Source: Women's UN Report Network (www.wunrn.com)
by Claudia Signoretti – Pangea Foundation, New York, 5 March 2013
All the several forms of violence against women and girls have a common cultural root, that is the historically unequal power relations between men and women. Even though life styles and customs have modified, the perception of men and women’s roles in the society remains unchanged over the time.
It is still widespread the stereotype “men as leaders/breadwinners and women/girls as cares/mothers” or alternatively “women as sexual objects or femme fatale”. The perpetuation of these stereotypes harms women in different ways.
Firstly they degrade women, diminishing their dignity and marginalizing them, debasing women’s competence and hampering an equal participation in the public sphere (in Italy women are 20% of the National Parliament members and are under-represented in most of the sectors and professions).
Secondly these stereotypes restrict women to culturally acceptable roles or behaviors, stigmatizing and punishing those women who fail to conform to such roles or behaviors, making them guilty or responsible for provoking violent acts and reactions by men. In this way violence against women is likely to be widely tolerated and considered a private matter, instead of a pervasive and grave violation of human rights.

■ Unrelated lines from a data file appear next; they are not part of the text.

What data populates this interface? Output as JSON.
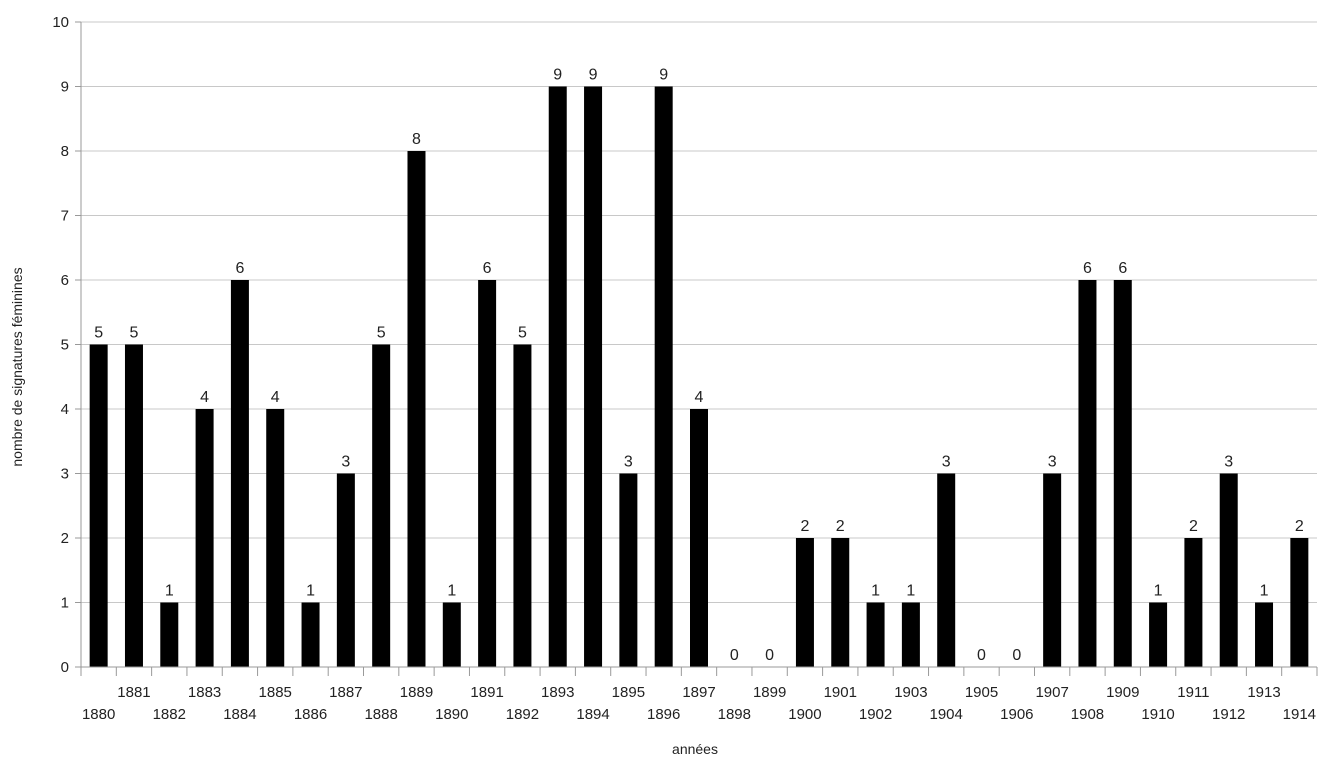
{
  "chart_data": {
    "type": "bar",
    "xlabel": "années",
    "ylabel": "nombre de signatures féminines",
    "ylim": [
      0,
      10
    ],
    "yticks": [
      "0",
      "1",
      "2",
      "3",
      "4",
      "5",
      "6",
      "7",
      "8",
      "9",
      "10"
    ],
    "grid": true,
    "legend": "none",
    "bar_color": "#000000",
    "categories": [
      "1880",
      "1881",
      "1882",
      "1883",
      "1884",
      "1885",
      "1886",
      "1887",
      "1888",
      "1889",
      "1890",
      "1891",
      "1892",
      "1893",
      "1894",
      "1895",
      "1896",
      "1897",
      "1898",
      "1899",
      "1900",
      "1901",
      "1902",
      "1903",
      "1904",
      "1905",
      "1906",
      "1907",
      "1908",
      "1909",
      "1910",
      "1911",
      "1912",
      "1913",
      "1914"
    ],
    "values": [
      5,
      5,
      1,
      4,
      6,
      4,
      1,
      3,
      5,
      8,
      1,
      6,
      5,
      9,
      9,
      3,
      9,
      4,
      0,
      0,
      2,
      2,
      1,
      1,
      3,
      0,
      0,
      3,
      6,
      6,
      1,
      2,
      3,
      1,
      2
    ]
  }
}
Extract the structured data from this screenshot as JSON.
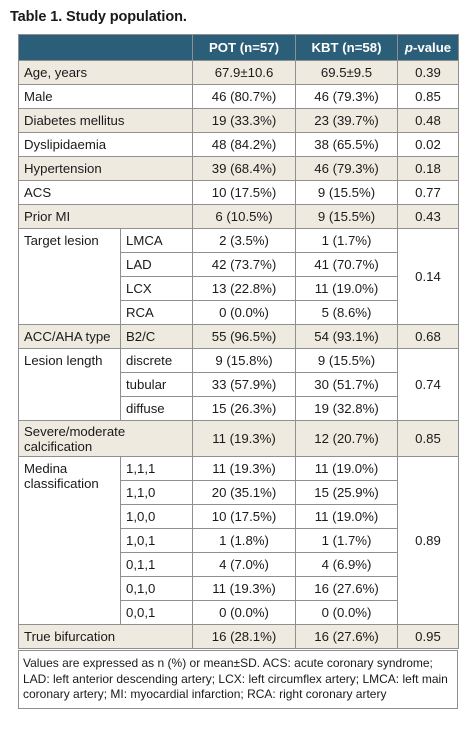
{
  "title": "Table 1. Study population.",
  "header": {
    "col1": "POT (n=57)",
    "col2": "KBT (n=58)",
    "col3_italic": "p",
    "col3_rest": "-value"
  },
  "rows": {
    "age": {
      "label": "Age, years",
      "pot": "67.9±10.6",
      "kbt": "69.5±9.5",
      "p": "0.39"
    },
    "male": {
      "label": "Male",
      "pot": "46 (80.7%)",
      "kbt": "46 (79.3%)",
      "p": "0.85"
    },
    "dm": {
      "label": "Diabetes mellitus",
      "pot": "19 (33.3%)",
      "kbt": "23 (39.7%)",
      "p": "0.48"
    },
    "dys": {
      "label": "Dyslipidaemia",
      "pot": "48 (84.2%)",
      "kbt": "38 (65.5%)",
      "p": "0.02"
    },
    "htn": {
      "label": "Hypertension",
      "pot": "39 (68.4%)",
      "kbt": "46 (79.3%)",
      "p": "0.18"
    },
    "acs": {
      "label": "ACS",
      "pot": "10 (17.5%)",
      "kbt": "9 (15.5%)",
      "p": "0.77"
    },
    "mi": {
      "label": "Prior MI",
      "pot": "6 (10.5%)",
      "kbt": "9 (15.5%)",
      "p": "0.43"
    }
  },
  "target": {
    "label": "Target lesion",
    "p": "0.14",
    "items": [
      {
        "sub": "LMCA",
        "pot": "2 (3.5%)",
        "kbt": "1 (1.7%)"
      },
      {
        "sub": "LAD",
        "pot": "42 (73.7%)",
        "kbt": "41 (70.7%)"
      },
      {
        "sub": "LCX",
        "pot": "13 (22.8%)",
        "kbt": "11 (19.0%)"
      },
      {
        "sub": "RCA",
        "pot": "0 (0.0%)",
        "kbt": "5 (8.6%)"
      }
    ]
  },
  "acc": {
    "label": "ACC/AHA type",
    "sub": "B2/C",
    "pot": "55 (96.5%)",
    "kbt": "54 (93.1%)",
    "p": "0.68"
  },
  "length": {
    "label": "Lesion length",
    "p": "0.74",
    "items": [
      {
        "sub": "discrete",
        "pot": "9 (15.8%)",
        "kbt": "9 (15.5%)"
      },
      {
        "sub": "tubular",
        "pot": "33 (57.9%)",
        "kbt": "30 (51.7%)"
      },
      {
        "sub": "diffuse",
        "pot": "15 (26.3%)",
        "kbt": "19 (32.8%)"
      }
    ]
  },
  "calc": {
    "label_line1": "Severe/moderate",
    "label_line2": "calcification",
    "pot": "11 (19.3%)",
    "kbt": "12 (20.7%)",
    "p": "0.85"
  },
  "medina": {
    "label_line1": "Medina",
    "label_line2": "classification",
    "p": "0.89",
    "items": [
      {
        "sub": "1,1,1",
        "pot": "11 (19.3%)",
        "kbt": "11 (19.0%)"
      },
      {
        "sub": "1,1,0",
        "pot": "20 (35.1%)",
        "kbt": "15 (25.9%)"
      },
      {
        "sub": "1,0,0",
        "pot": "10 (17.5%)",
        "kbt": "11 (19.0%)"
      },
      {
        "sub": "1,0,1",
        "pot": "1 (1.8%)",
        "kbt": "1 (1.7%)"
      },
      {
        "sub": "0,1,1",
        "pot": "4 (7.0%)",
        "kbt": "4 (6.9%)"
      },
      {
        "sub": "0,1,0",
        "pot": "11 (19.3%)",
        "kbt": "16 (27.6%)"
      },
      {
        "sub": "0,0,1",
        "pot": "0 (0.0%)",
        "kbt": "0 (0.0%)"
      }
    ]
  },
  "true_bif": {
    "label": "True bifurcation",
    "pot": "16 (28.1%)",
    "kbt": "16 (27.6%)",
    "p": "0.95"
  },
  "footnote": "Values are expressed as n (%) or mean±SD. ACS: acute coronary syndrome; LAD: left anterior descending artery; LCX: left circumflex artery; LMCA: left main coronary artery; MI: myocardial infarction; RCA: right coronary artery",
  "colors": {
    "header_bg": "#2b5e78",
    "shaded_row": "#efeae0",
    "border": "#8f8f8f"
  }
}
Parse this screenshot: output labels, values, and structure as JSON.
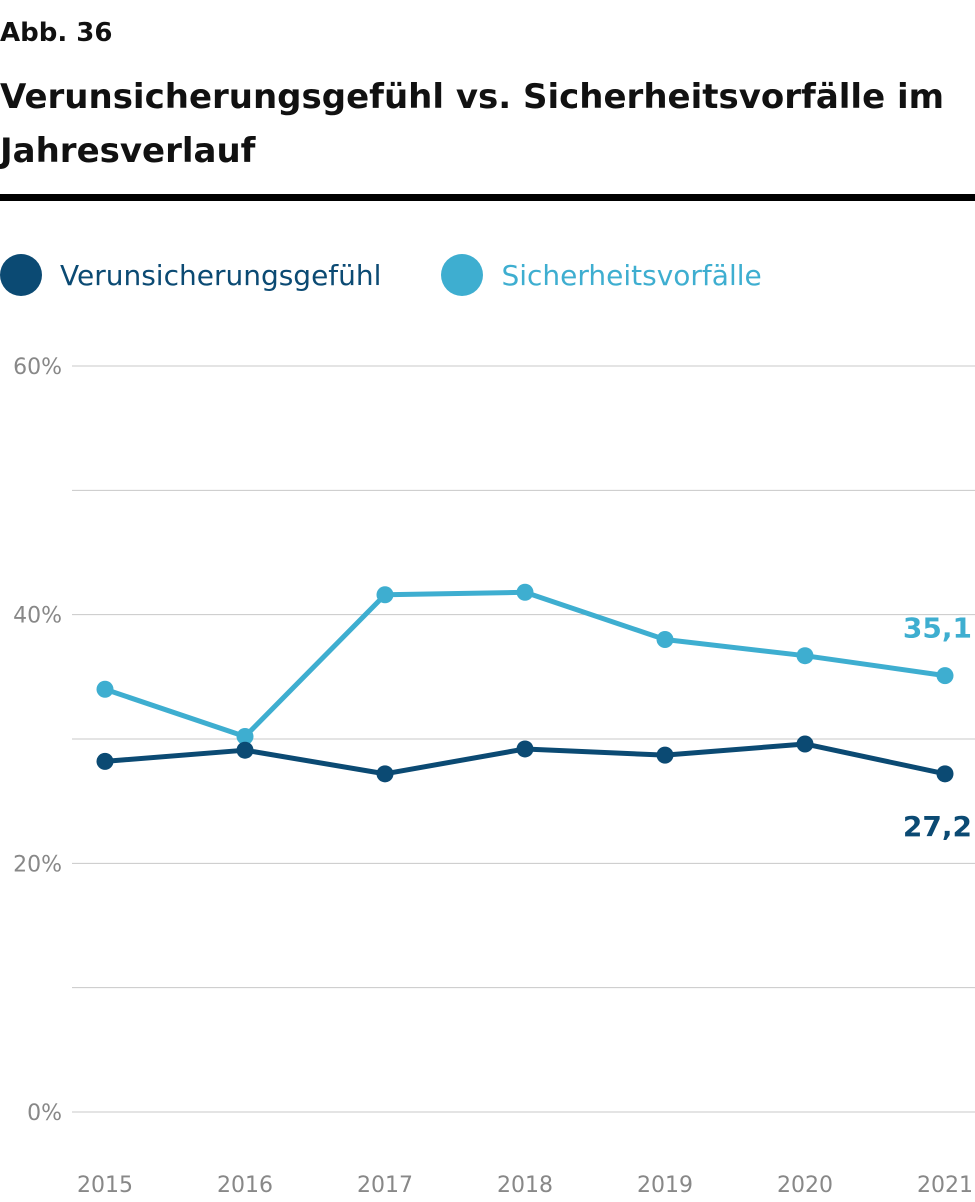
{
  "figure": {
    "label": "Abb. 36",
    "title": "Verunsicherungsgefühl vs. Sicherheitsvorfälle im Jahresverlauf"
  },
  "colors": {
    "dark": "#0b4a73",
    "light": "#3eaed0",
    "grid": "#c8c8c8",
    "tick": "#888888"
  },
  "chart_data": {
    "type": "line",
    "title": "Verunsicherungsgefühl vs. Sicherheitsvorfälle im Jahresverlauf",
    "xlabel": "",
    "ylabel": "",
    "x": [
      "2015",
      "2016",
      "2017",
      "2018",
      "2019",
      "2020",
      "2021"
    ],
    "ylim": [
      0,
      60
    ],
    "yticks": [
      0,
      10,
      20,
      30,
      40,
      50,
      60
    ],
    "ytick_labels": [
      "0%",
      "",
      "20%",
      "",
      "40%",
      "",
      "60%"
    ],
    "grid": true,
    "legend": "top-left",
    "series": [
      {
        "name": "Verunsicherungsgefühl",
        "color": "#0b4a73",
        "values": [
          28.2,
          29.1,
          27.2,
          29.2,
          28.7,
          29.6,
          27.2
        ],
        "end_label": "27,2"
      },
      {
        "name": "Sicherheitsvorfälle",
        "color": "#3eaed0",
        "values": [
          34.0,
          30.2,
          41.6,
          41.8,
          38.0,
          36.7,
          35.1
        ],
        "end_label": "35,1"
      }
    ]
  }
}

So it is essential that any strategy to contrast gender violence starts from the cultural level, working on behaviors and relations between men and women in their daily lives. Girls and boys generally assume those roles and attitudes that fit in the traditional (stereotyped) models transmitted by the school system, the families, the media and the whole social and cultural system, but many times these models do not really correspond to their desires, needs and identities. These are at the same time the causes and consequences of any form of violence against women and making people aware about that is the first important challenge to face.
Focusing on the specificities of the Italian situation, the CEDAW Committee in its Concluding Observations to Italy in 2011 (recalling the previous recommendations formulated in 2005) stated that “it remains deeply concerned about the portrayal of women as sex objects and the stereotyped roles and responsibilities of women and men in the family and in society” and the eradication of gender stereotypes is the priority in the work for the advancement of women’s rights and gender equality in our country. It acknowledged that the political debates and the mass media have played a negative role, continuously reiterating a degrading representation of women, through a sexist language and the revival of stereotypes and gender roles.
Politicians has increasingly used sexist expressions, which stresses the importance of beauty as a success factor for women in politics and in the career development. In many TV shows, women are nearly ornamental presences: almost naked and silent. In the advertisement female naked bodies are used to sell everything. The mass media often fail to adequately and correctly inform about the phenomenon of violence against women. For example feminicide cases are often reported as the result of passion crimes, a sudden and unpredictable action of men victims of "murderous folly", while they actually represent the epilogue of a crescendo of one-sided violence, perpetrated by stereotypes, traditions and culture.
The Italian CS platform “30 years CEDAW: work in progress” – where Pangea is among the promoters and the coordinator - in its CEDAW Shadow Report and in the Convention No More! raised the issues and the need of working at cultural level against gender stereotypes to effectively eradicate gender violence at all levels of the society. The following are the key elements we urge to develop a comprehensive strategy for promoting a cultural change regarding VAW.
The promotion of prevention and awareness raising programs on gender violence is fundamental to deconstruct stereotypes and false myths that justify or minimize any manifestations of violence against women.
It is needed to promote professional trainings on gender violence for all the actors entering into contact with (potential) victims (such as the police, social and health workers, judges, lawyers, school teachers), in order to make adequate and efficient all the network of support services for women.
Since the role of the media is of great importance in raising awareness and sensitiveness to the issue of violence among the public opinion, the training of journalists and all media professionals is extremely significant to facilitate a transformation of those ideas, attitudes and prejudices that lead or justify violence and to overcome the gender stereotypes as well as the portrayal of women as sexual objects.
Moreover, education programs for primary and secondary schools and for universities has to be developed to educate the young generations to gender relations and sexuality, to offer new and positive models and guide them in building new, respectful and more balanced relationships between sexes, based on the respect of the fundamental human rights and dignity of everybody.